Everything You Need to Know About Project Management
Many of us are familiar with the world of projects. We tackle both small and large assignments on a daily basis to achieve a goal, meet a need, or please someone who depends on us. But in the world of business, project management is a complete system for creating results from start to finish.
Disorganization is the enemy of good project management, and it can be the root cause of many larger issues. Project management has many important benefits that help companies scale to new heights. This is why it’s critical to have a healthy understanding of the tools and processes at your disposal.
In this comprehensive guide, you’ll learn what project management is and how it differs from business process management (BPM). You’ll also learn the valuable tools and best practices that will help you transition from novice to expert project manager in no time.
What is Project Management All About?
Project management is about the creation and fulfillment of notable work-related goals. Not only does project management help you define what those goals are, but it also gives you the plan to accomplish them.
Project management hinges on things like organization and effective communication. Who handles subtasks in a key project? How will they move a project from start to finish? If you’ve been in business long enough, you’ll know that these are common causes of frustration and stalling.

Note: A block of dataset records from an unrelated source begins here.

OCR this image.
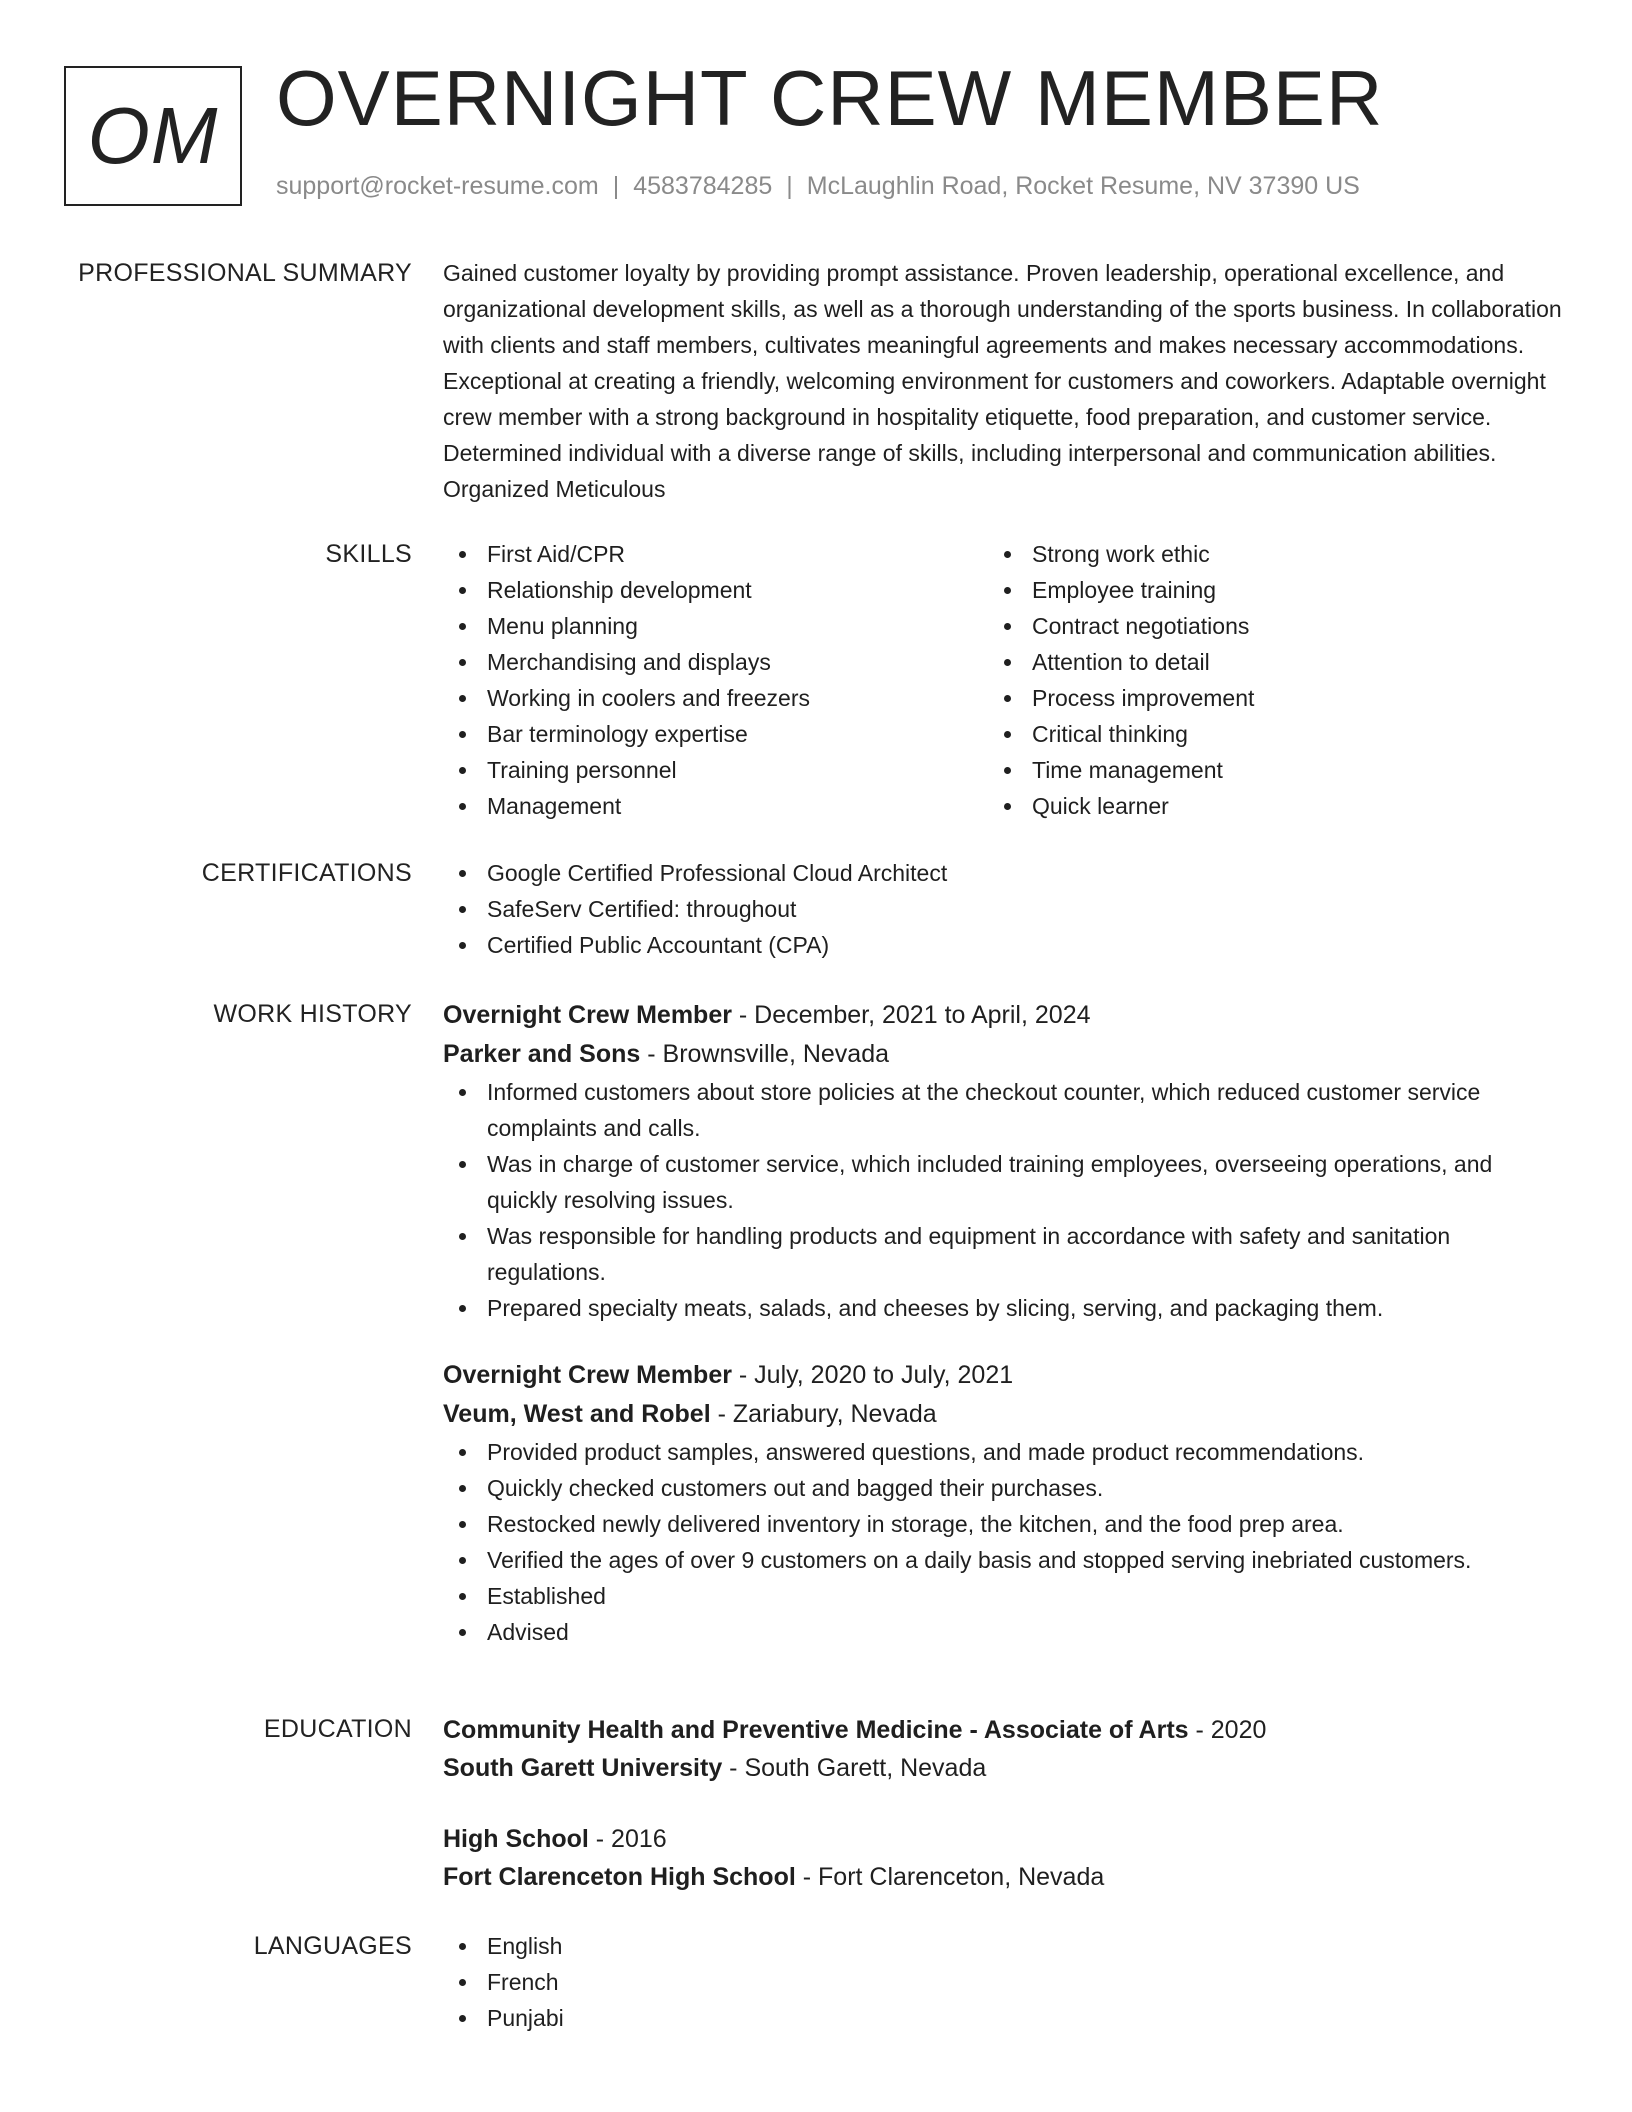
OM OVERNIGHT CREW MEMBER
support@rocket-resume.com | 4583784285 | McLaughlin Road, Rocket Resume, NV 37390 US
PROFESSIONAL SUMMARY Gained customer loyalty by providing prompt assistance. Proven leadership, operational excellence, and organizational development skills, as well as a thorough understanding of the sports business. In collaboration with clients and staff members, cultivates meaningful agreements and makes necessary accommodations. Exceptional at creating a friendly, welcoming environment for customers and coworkers. Adaptable overnight crew member with a strong background in hospitality etiquette, food preparation, and customer service. Determined individual with a diverse range of skills, including interpersonal and communication abilities. Organized Meticulous
SKILLS	First Aid/CPR
Relationship development
Menu planning
Merchandising and displays
Working in coolers and freezers
Bar terminology expertise
Training personnel
Management
Strong work ethic
Employee training
Contract negotiations
Attention to detail
Process improvement
Critical thinking
Time management
Quick learner
CERTIFICATIONS	Google Certified Professional Cloud Architect
SafeServ Certified: throughout
Certified Public Accountant (CPA)
WORK HISTORY Overnight Crew Member - December, 2021 to April, 2024
Parker and Sons - Brownsville, Nevada
Informed customers about store policies at the checkout counter, which reduced customer service complaints and calls.
Was in charge of customer service, which included training employees, overseeing operations, and quickly resolving issues.
Was responsible for handling products and equipment in accordance with safety and sanitation regulations.
Prepared specialty meats, salads, and cheeses by slicing, serving, and packaging them.
Overnight Crew Member - July, 2020 to July, 2021
Veum, West and Robel - Zariabury, Nevada
Provided product samples, answered questions, and made product recommendations.
Quickly checked customers out and bagged their purchases.
Restocked newly delivered inventory in storage, the kitchen, and the food prep area.
Verified the ages of over 9 customers on a daily basis and stopped serving inebriated customers.
Established
Advised
EDUCATION Community Health and Preventive Medicine - Associate of Arts - 2020
South Garett University - South Garett, Nevada
High School - 2016
Fort Clarenceton High School - Fort Clarenceton, Nevada
LANGUAGES	English
French
Punjabi
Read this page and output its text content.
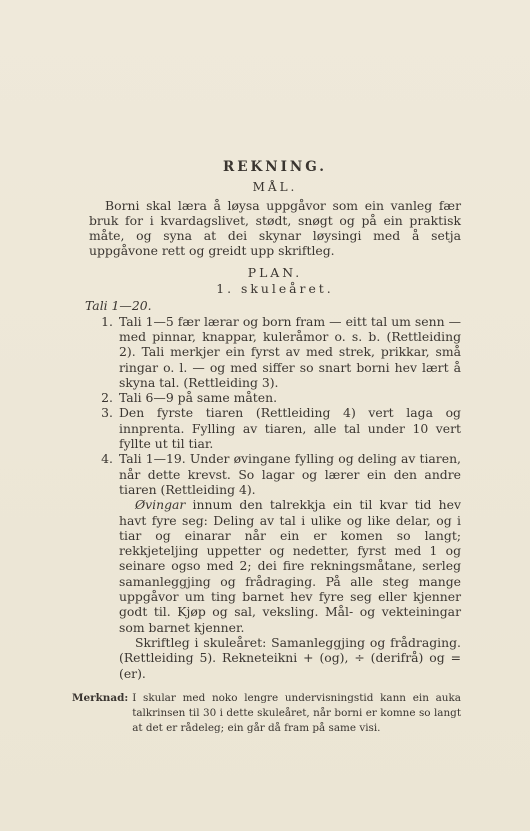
REKNING.
MÅL.

Borni skal læra å løysa uppgåvor som ein vanleg fær bruk for i kvardagslivet, stødt, snøgt og på ein praktisk måte, og syna at dei skynar løysingi med å setja uppgåvone rett og greidt upp skriftleg.

PLAN.
1. skuleåret.
Tali 1—20.
1. Tali 1—5 fær lærar og born fram — eitt tal um senn — med pinnar, knappar, kuleråmor o. s. b. (Rettleiding 2). Tali merkjer ein fyrst av med strek, prikkar, små ringar o. l. — og med siffer so snart borni hev lært å skyna tal. (Rettleiding 3).

2. Tali 6—9 på same måten.

3. Den fyrste tiaren (Rettleiding 4) vert laga og innprenta. Fylling av tiaren, alle tal under 10 vert fyllte ut til tiar.

4. Tali 1—19. Under øvingane fylling og deling av tiaren, når dette krevst. So lagar og lærer ein den andre tiaren (Rettleiding 4).

Øvingar innum den talrekkja ein til kvar tid hev havt fyre seg: Deling av tal i ulike og like delar, og i tiar og einarar når ein er komen so langt; rekkjeteljing uppetter og nedetter, fyrst med 1 og seinare ogso med 2; dei fire rekningsmåtane, serleg samanleggjing og frådraging. På alle steg mange uppgåvor um ting barnet hev fyre seg eller kjenner godt til. Kjøp og sal, veksling. Mål- og vekteiningar som barnet kjenner.

Skriftleg i skuleåret: Samanleggjing og frådraging. (Rettleiding 5). Rekneteikni + (og), ÷ (derifrå) og = (er).

Merknad: I skular med noko lengre undervisningstid kann ein auka talkrinsen til 30 i dette skuleåret, når borni er komne so langt at det er rådeleg; ein går då fram på same visi.
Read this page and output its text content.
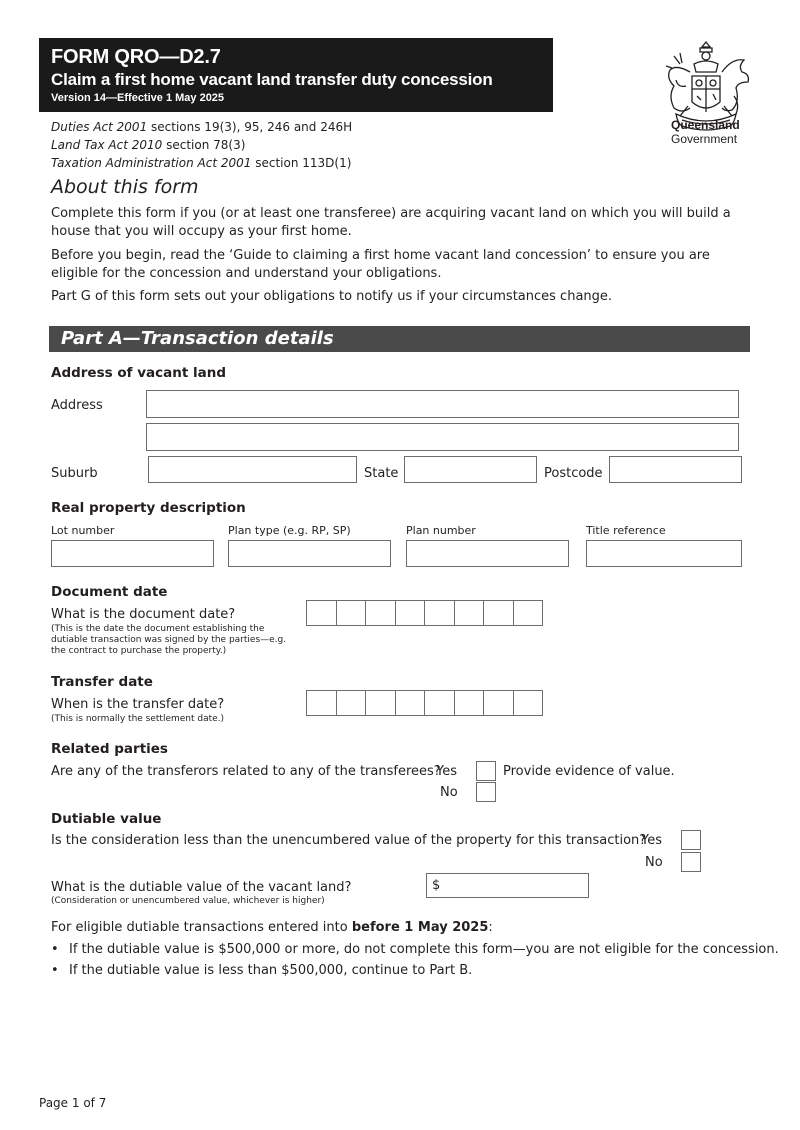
FORM QRO—D2.7
Claim a first home vacant land transfer duty concession
Version 14—Effective 1 May 2025
Duties Act 2001 sections 19(3), 95, 246 and 246H
Land Tax Act 2010 section 78(3)
Taxation Administration Act 2001 section 113D(1)
Queensland
Government
About this form
Complete this form if you (or at least one transferee) are acquiring vacant land on which you will build a house that you will occupy as your first home.
Before you begin, read the ‘Guide to claiming a first home vacant land concession’ to ensure you are eligible for the concession and understand your obligations.
Part G of this form sets out your obligations to notify us if your circumstances change.
Part A—Transaction details
Address of vacant land
Address
Suburb	State	Postcode
Real property description
Lot number	Plan type (e.g. RP, SP)	Plan number	Title reference
Document date
What is the document date?
(This is the date the document establishing the dutiable transaction was signed by the parties—e.g. the contract to purchase the property.)
Transfer date
When is the transfer date?
(This is normally the settlement date.)
Related parties
Are any of the transferors related to any of the transferees?
Yes	Provide evidence of value.
No
Dutiable value
Is the consideration less than the unencumbered value of the property for this transaction?
Yes
No
What is the dutiable value of the vacant land?
(Consideration or unencumbered value, whichever is higher)
$
For eligible dutiable transactions entered into before 1 May 2025:
• If the dutiable value is $500,000 or more, do not complete this form—you are not eligible for the concession.
• If the dutiable value is less than $500,000, continue to Part B.
Page 1 of 7
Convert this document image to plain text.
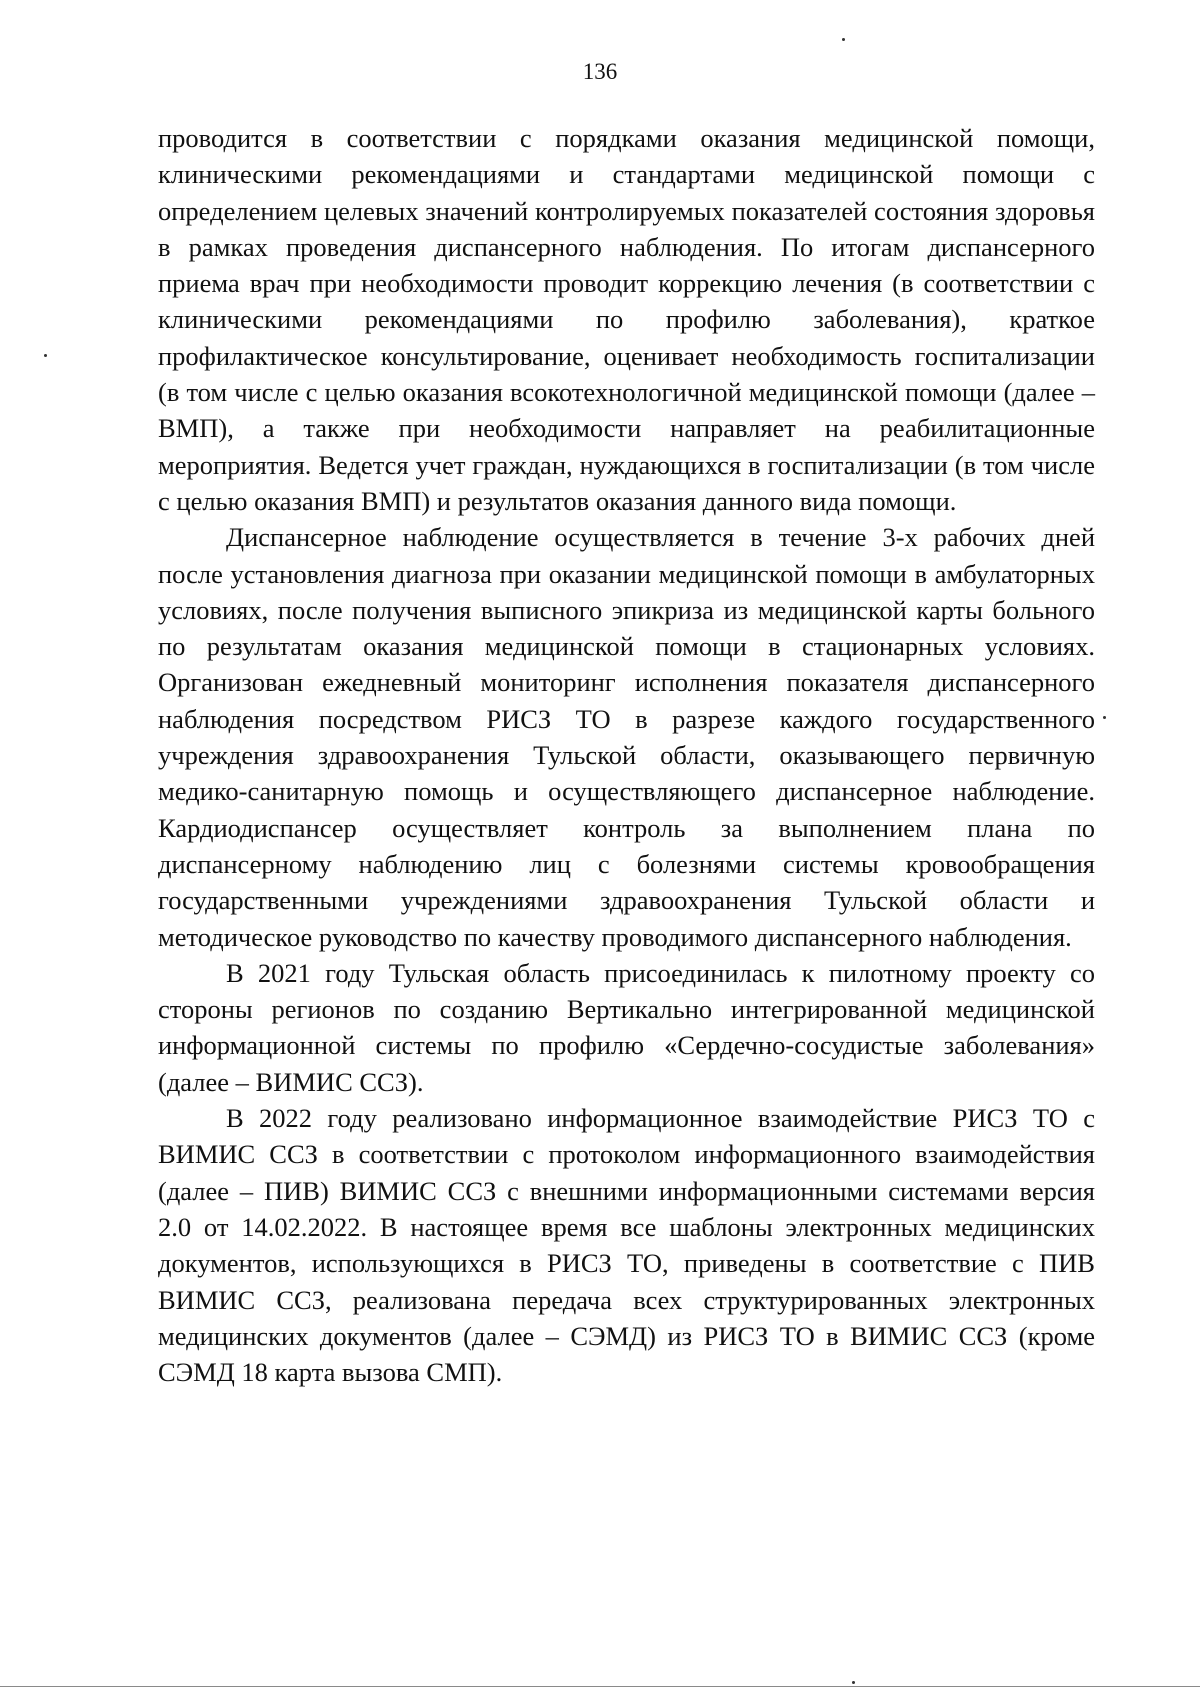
136

проводится в соответствии с порядками оказания медицинской помощи, клиническими рекомендациями и стандартами медицинской помощи с определением целевых значений контролируемых показателей состояния здоровья в рамках проведения диспансерного наблюдения. По итогам диспансерного приема врач при необходимости проводит коррекцию лечения (в соответствии с клиническими рекомендациями по профилю заболевания), краткое профилактическое консультирование, оценивает необходимость госпитализации (в том числе с целью оказания всокотехнологичной медицинской помощи (далее – ВМП), а также при необходимости направляет на реабилитационные мероприятия. Ведется учет граждан, нуждающихся в госпитализации (в том числе с целью оказания ВМП) и результатов оказания данного вида помощи.

Диспансерное наблюдение осуществляется в течение 3-х рабочих дней после установления диагноза при оказании медицинской помощи в амбулаторных условиях, после получения выписного эпикриза из медицинской карты больного по результатам оказания медицинской помощи в стационарных условиях. Организован ежедневный мониторинг исполнения показателя диспансерного наблюдения посредством РИСЗ ТО в разрезе каждого государственного учреждения здравоохранения Тульской области, оказывающего первичную медико-санитарную помощь и осуществляющего диспансерное наблюдение. Кардиодиспансер осуществляет контроль за выполнением плана по диспансерному наблюдению лиц с болезнями системы кровообращения государственными учреждениями здравоохранения Тульской области и методическое руководство по качеству проводимого диспансерного наблюдения.

В 2021 году Тульская область присоединилась к пилотному проекту со стороны регионов по созданию Вертикально интегрированной медицинской информационной системы по профилю «Сердечно-сосудистые заболевания» (далее – ВИМИС ССЗ).

В 2022 году реализовано информационное взаимодействие РИСЗ ТО с ВИМИС ССЗ в соответствии с протоколом информационного взаимодействия (далее – ПИВ) ВИМИС ССЗ с внешними информационными системами версия 2.0 от 14.02.2022. В настоящее время все шаблоны электронных медицинских документов, использующихся в РИСЗ ТО, приведены в соответствие с ПИВ ВИМИС ССЗ, реализована передача всех структурированных электронных медицинских документов (далее – СЭМД) из РИСЗ ТО в ВИМИС ССЗ (кроме СЭМД 18 карта вызова СМП).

Project management can also teach team members a great deal about discipline. With a built-in accountability framework, it’s an effective system for checking in and moving forward. If your team lacks structure, project management is the ideal way to provide it for both complex and simple tasks.
The Relationship Between Process Management and Project Management
Sometimes, “process management” and “project management” are used interchangeably. In reality, these two concepts are very different and serve different purposes within the workplace.
Process management focuses on:
- Repeatable activities that are performed many times
- Workflows that are needed to keep a business operational
- Eliminating obstacles and challenges to make ordinary work more efficient
Project management focuses on:
- A one-time, definitive goal that has a specific endpoint
- The creation of new products, strategies, and ways of doing business
- A clear idea at inception that always ends with a finished product
Why is Project Management Important for Businesses?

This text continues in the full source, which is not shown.